If you've read our musings here at The Motley Fool, you probably know we're generally big fans of Warren Buffett. After all, as arguably the world's greatest investor, Buffett espouses many of the Foolish (with a capital F) values for long-term investing that we hold dear.
But he's also humble, and knows all too well even he can be wrong from time to time. Speaking in 2009 of his now-divested purchase of ConocoPhillips shares, for example, Buffett admitted, "[...] I have been dead wrong. Even if prices should rise, moreover, the terrible timing of my purchase has cost Berkshire several billion dollars."
So we asked three of our top contributors to each find one stock about which they believe Warren Buffet is "dead wrong." Read on to see which businesses they chose and why.
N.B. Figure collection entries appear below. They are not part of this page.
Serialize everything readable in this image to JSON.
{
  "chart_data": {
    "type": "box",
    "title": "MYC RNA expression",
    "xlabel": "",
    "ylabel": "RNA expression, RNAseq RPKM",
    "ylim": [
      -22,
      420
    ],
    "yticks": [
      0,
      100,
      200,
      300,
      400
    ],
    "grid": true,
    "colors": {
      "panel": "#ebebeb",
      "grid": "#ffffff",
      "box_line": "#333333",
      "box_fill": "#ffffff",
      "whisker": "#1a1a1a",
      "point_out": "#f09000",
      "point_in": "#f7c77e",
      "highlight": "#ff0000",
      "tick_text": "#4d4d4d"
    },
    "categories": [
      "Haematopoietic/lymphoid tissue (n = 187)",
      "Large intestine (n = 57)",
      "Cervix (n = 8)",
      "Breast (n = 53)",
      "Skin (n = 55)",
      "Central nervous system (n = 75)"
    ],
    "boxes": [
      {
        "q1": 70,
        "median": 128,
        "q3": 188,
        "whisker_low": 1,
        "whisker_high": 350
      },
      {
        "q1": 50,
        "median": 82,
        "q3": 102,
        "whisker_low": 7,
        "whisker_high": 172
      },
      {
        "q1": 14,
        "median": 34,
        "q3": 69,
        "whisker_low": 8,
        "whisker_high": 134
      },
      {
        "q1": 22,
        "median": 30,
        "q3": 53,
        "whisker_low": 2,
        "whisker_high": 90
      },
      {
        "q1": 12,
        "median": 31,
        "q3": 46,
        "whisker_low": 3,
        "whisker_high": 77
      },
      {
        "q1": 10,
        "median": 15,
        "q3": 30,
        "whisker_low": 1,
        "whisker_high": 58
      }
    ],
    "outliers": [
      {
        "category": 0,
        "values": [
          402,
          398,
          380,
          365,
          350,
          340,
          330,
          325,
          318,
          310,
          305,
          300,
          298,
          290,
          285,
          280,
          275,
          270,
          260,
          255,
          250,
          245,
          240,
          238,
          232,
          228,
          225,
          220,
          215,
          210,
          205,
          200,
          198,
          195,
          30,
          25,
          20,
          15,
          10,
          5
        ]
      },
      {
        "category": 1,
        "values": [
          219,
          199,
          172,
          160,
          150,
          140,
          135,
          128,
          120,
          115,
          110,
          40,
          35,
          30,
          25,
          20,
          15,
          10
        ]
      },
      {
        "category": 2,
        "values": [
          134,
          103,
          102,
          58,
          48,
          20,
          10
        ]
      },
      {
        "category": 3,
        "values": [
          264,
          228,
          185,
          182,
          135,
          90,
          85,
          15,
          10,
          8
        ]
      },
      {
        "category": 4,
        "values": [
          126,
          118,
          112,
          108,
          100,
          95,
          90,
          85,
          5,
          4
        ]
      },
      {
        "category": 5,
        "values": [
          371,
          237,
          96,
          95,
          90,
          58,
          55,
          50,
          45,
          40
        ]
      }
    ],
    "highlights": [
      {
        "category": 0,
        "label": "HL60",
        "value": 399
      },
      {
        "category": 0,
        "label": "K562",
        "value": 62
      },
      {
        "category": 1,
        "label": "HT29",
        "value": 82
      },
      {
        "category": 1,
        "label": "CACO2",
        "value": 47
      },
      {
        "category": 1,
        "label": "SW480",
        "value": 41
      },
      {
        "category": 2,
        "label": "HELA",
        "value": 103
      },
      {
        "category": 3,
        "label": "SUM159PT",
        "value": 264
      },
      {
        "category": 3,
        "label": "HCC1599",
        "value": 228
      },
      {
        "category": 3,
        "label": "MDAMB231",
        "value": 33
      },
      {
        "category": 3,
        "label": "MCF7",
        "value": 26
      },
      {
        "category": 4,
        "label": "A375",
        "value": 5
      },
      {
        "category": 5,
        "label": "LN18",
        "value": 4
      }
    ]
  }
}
One of Buffett's best investments may be going flat
Jason Hall: Let me start by writing this: There's no getting around the fact that Warren Buffett's investment in The Coca-Cola Co (KO 0.10%) has worked out incredibly well for Berkshire Hathaway (BRK.A 0.35%) (BRK.B 0.40%) investors. After all, Berkshire paid less than $1.3 billion for the 400 million shares of Coke that it holds, and they're worth more than $18 billion today.
Then there's the dividend. At $0.35 per share quarterly, Coca-Cola will pay Berkshire $560 million in dividends this year. That's right: In less than 3 years, Coca-Cola will pay Berkshire more in dividends than Buffett invested in the company.
But that doesn't make Coca-Cola a worthy investment today -- at least not for the average investor. As I've written here and here, I think Coke's best days are behind it, at least when it comes to investors looking for market-crushing returns.
Over the past decade, consumption of carbonated beverages -- still Coke's bread-and-butter even after efforts to expand into other categories -- has begun falling, and people are drinking less Coke and Diet Coke in the company's core markets than they were a decade ago. I think that trend is likely to continue, and could even accelerate faster than Coke can expand its business into growth markets. That's a recipe for less-than-stellar returns, even factoring in Coke's fantastic dividend.
Lastly, consider Coke's valuation:
That's right. Coca-Cola shares are more expensive today than anytime since right before the Great Recession. The deck is stacked against Coke being a great investment going forward.
If you're looking for a strong global beverage brand with big growth potential, take a look at Starbucks (SBUX 0.04%), which is still growing revenue near-double digits, profits at an even faster pace, and has an enormous opportunity for years to come.
Buffett is betting the farm a bit too early
Matt DiLallo: Deere & Company (DE 0.90%), the parent company of John Deere, has been serving American farmers since the late 1830s. The farm equipment maker is the type of iconic brand that Warren Buffett loves to own for the long-term. However, unlike Buffett's other iconic brands, John Deere operates in a cyclical industry, which leads to uneven results. In fact, the company's key operating metrics have headed in the wrong direction over the past couple of years:
Given the current slump in the farm machinery sector, analysts don't expect Deere's results to improve anytime soon, with analysts expecting a double-digit decline in sales this year followed by flat sales, at best, in 2017. Deere, likewise, sees farm equipment sales slumping 15% to 20% this year.
Despite this weakening outlook, Buffett continues to increase his stake in Deere having already amassed more than 23 million shares. Those shares are currently valued at around $1.9 billion, which equates to a 7.5% stake in the company. It is a big bet that is coming while sales are still slowing down, not into the first signs of improvement, which is when it's best to buy cyclical stocks.
While Buffett's big bet on John Deere could pay off down the road, I think he's very early. Given the outlook, I believe the stock will be under increasing pressure in the short-term as the market bottoms out and pushes its financial metrics further in the wrong direction. That's why I'm personally short shares at the moment, in hopes of profiting from this potential decline.
Big box, little returns?
Steve Symington: At last check, Buffett's Berkshire still owned more than 55 million shares of Wal-Mart Stores (WMT 0.43%) worth nearly $4.1 billion. But given Wal-Mart's already-enormous size and inability to effectively cope with rising competition in the burgeoning e-commerce space, I just can't see the retail industry giant beating the market for the foreseeable future.
Last quarter, for example, despite investing billions in recent years to bolster its online presence, Wal-Mart achieved underwhelming 7% year-over-year revenue growth from its e-commerce segment. Meanwhile, Amazon.com (AMZN -0.77%) saw net product sales climb an impressive 20.5% year over year last quarter, while the broader e-commerce industry enjoyed roughly 15% growth over the same period.
Then again, it's also possible Buffett is aware of Wal-Mart's under-performance. Berkshire's most recent 13-F filing in May showed the company sold 949,000 shares of Wal-Mart last quarter -- albeit only reducing its stake by around 1.69% in the process. But if Wal-Mart can't find its footing and start at least keeping pace with the growth of its online competitors, I fear it will be too much to ask of the big-box juggernaut to beat the market over the long term.